3. Yurt içinden ve yurt dışından devletin bölünmezliğine yönelen tehditlere karşı gayet dikkatli ve tedbirli olunmalıdır.

4. Devletin aslî görev alanları savunma, güvenlik, adalet, maliye, dış politika ve bayındırlıktır. Eğitim, kültür, ulaştırma ve ekonomi alanlarında ise paylaşımcı ve sınırlı bir faaliyet göstermelidir. Ancak, devletin bu alanlarda düzenleyici ve -son derece ciddî- denetleyici bir role sahip olması gerekir.

5. Devlet, kendi varlığını korumak ve sürdürmek için her türlü kanunî tedbiri almak zorundadır. Devlete karşı yöneltilen bütün faaliyetlerin ve saldırıların kesinlikle önlenmesi gerekmektedir.

6. Vatandaşın karşısında devlet temsilcisi olarak görünen bürokrasi sür’atle ıslah edilmeli, standardı ve seviyesi yükseltilmeli, millî serveti pervasızca israf eden konumdan kurtarılmalıdır.

7. Devlet, lekesiz, şaibesiz, ihtirassız, dürüst, faziletli, çalışkan ve becerikli kadrolara teslim edilmelidir. Türk kültürüne, anlayışına, millî çıkarlara ve hedeflere aykırı eğilimlerdeki kimseler, devlet görevlerinde istihdam edilmemelidir.

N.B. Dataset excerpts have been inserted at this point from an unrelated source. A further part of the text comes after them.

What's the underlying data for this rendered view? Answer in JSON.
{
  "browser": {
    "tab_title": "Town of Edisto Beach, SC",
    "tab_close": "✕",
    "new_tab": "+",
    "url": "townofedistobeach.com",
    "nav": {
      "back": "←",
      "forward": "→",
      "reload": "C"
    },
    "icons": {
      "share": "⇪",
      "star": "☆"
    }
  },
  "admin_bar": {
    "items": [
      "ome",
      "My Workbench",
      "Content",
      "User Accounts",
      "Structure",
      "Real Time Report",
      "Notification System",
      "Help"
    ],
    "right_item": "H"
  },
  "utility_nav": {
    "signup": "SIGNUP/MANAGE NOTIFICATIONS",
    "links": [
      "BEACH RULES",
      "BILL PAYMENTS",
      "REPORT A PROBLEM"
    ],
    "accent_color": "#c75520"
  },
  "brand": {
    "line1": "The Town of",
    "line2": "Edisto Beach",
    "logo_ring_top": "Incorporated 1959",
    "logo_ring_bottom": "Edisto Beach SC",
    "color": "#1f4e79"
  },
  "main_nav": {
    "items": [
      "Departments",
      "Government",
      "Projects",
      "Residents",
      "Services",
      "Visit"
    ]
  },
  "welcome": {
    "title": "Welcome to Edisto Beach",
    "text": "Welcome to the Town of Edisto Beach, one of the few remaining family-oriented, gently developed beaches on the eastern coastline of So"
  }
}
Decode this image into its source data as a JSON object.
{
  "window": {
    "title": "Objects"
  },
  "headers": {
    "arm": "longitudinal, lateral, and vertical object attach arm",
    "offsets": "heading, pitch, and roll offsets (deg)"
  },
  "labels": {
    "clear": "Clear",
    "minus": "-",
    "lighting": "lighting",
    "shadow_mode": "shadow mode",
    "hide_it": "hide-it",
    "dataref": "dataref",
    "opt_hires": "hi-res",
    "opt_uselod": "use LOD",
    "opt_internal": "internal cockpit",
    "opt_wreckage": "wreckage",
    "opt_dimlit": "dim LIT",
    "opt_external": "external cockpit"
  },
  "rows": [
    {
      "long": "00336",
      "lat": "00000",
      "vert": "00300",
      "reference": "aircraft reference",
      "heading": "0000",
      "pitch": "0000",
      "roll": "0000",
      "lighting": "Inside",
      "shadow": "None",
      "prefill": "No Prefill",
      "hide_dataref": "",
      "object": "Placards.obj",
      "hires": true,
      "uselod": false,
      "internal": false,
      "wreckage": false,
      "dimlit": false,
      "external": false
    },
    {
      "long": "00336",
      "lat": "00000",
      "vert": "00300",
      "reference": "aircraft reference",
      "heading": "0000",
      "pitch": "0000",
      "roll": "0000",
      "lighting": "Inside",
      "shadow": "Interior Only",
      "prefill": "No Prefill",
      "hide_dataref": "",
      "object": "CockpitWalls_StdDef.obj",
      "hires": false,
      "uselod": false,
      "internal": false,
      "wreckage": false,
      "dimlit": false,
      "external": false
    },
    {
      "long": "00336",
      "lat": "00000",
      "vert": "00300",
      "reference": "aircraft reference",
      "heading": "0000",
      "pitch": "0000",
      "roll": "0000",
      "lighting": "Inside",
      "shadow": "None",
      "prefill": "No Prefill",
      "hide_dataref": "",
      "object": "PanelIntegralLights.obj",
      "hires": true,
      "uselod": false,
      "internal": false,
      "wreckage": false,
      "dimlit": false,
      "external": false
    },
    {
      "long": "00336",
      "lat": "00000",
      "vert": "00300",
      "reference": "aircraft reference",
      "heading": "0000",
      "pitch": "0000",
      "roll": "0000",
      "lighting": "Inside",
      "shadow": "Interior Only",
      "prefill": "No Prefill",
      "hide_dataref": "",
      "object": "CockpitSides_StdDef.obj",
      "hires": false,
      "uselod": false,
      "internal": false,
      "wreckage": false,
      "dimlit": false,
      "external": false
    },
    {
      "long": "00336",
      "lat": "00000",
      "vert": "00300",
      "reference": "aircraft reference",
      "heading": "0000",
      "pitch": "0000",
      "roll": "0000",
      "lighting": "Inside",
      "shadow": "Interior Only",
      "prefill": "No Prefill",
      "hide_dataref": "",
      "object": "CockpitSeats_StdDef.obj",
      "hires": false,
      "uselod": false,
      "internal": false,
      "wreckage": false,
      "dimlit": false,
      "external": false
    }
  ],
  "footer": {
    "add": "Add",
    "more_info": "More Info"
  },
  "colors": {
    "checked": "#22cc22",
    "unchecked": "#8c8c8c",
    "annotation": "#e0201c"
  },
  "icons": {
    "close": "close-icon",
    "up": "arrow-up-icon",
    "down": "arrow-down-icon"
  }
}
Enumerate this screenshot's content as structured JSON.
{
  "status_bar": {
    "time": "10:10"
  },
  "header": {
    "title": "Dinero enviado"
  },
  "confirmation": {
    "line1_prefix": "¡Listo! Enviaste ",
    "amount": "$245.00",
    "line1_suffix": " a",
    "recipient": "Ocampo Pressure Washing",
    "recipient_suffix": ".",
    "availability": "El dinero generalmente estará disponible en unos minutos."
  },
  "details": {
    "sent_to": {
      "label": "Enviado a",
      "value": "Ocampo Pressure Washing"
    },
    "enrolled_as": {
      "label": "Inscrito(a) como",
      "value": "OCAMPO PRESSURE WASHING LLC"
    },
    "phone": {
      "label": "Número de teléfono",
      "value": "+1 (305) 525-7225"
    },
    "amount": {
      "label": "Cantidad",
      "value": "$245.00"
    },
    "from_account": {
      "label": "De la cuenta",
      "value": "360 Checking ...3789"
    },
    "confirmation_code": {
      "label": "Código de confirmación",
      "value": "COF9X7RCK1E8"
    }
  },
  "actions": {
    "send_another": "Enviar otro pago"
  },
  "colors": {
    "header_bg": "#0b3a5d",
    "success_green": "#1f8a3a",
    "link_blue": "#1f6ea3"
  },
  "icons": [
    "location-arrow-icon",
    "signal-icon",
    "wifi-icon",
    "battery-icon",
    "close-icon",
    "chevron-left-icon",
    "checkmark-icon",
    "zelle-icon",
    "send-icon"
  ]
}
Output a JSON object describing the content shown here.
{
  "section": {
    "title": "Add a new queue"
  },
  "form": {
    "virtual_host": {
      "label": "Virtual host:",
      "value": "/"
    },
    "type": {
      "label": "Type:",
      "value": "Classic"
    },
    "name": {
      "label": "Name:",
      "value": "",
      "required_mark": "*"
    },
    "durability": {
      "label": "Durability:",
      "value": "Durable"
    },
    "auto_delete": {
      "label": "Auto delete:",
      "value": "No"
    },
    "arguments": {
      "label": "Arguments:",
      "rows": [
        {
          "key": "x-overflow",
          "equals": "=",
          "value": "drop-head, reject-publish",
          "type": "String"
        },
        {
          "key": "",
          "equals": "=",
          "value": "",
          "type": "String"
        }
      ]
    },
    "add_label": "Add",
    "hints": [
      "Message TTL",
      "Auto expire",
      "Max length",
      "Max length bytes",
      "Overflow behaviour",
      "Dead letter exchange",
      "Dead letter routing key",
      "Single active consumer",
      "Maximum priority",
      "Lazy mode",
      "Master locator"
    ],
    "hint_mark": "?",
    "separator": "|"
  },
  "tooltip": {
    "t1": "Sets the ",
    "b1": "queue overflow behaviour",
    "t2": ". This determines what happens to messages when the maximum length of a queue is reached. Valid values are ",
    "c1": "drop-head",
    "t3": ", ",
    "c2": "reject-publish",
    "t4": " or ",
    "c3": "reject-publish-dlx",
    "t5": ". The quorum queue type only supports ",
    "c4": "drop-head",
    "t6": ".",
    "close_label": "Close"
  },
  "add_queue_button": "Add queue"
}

Yukarda saydıklarımız gerçekleştiği takdirde devlete güven duygusu yeniden sağlam hâle gelebilir. Bu, uzun bir süre alacaktır. Ama unutulmamalı ki, güven duygusunun kaybı da kısa zamanda ortaya çıkmamıştır. Sonuca ulaşmak için, ilk adımların mutlak kararlılıkla ve en kısa zamanda atılması gerekiyor.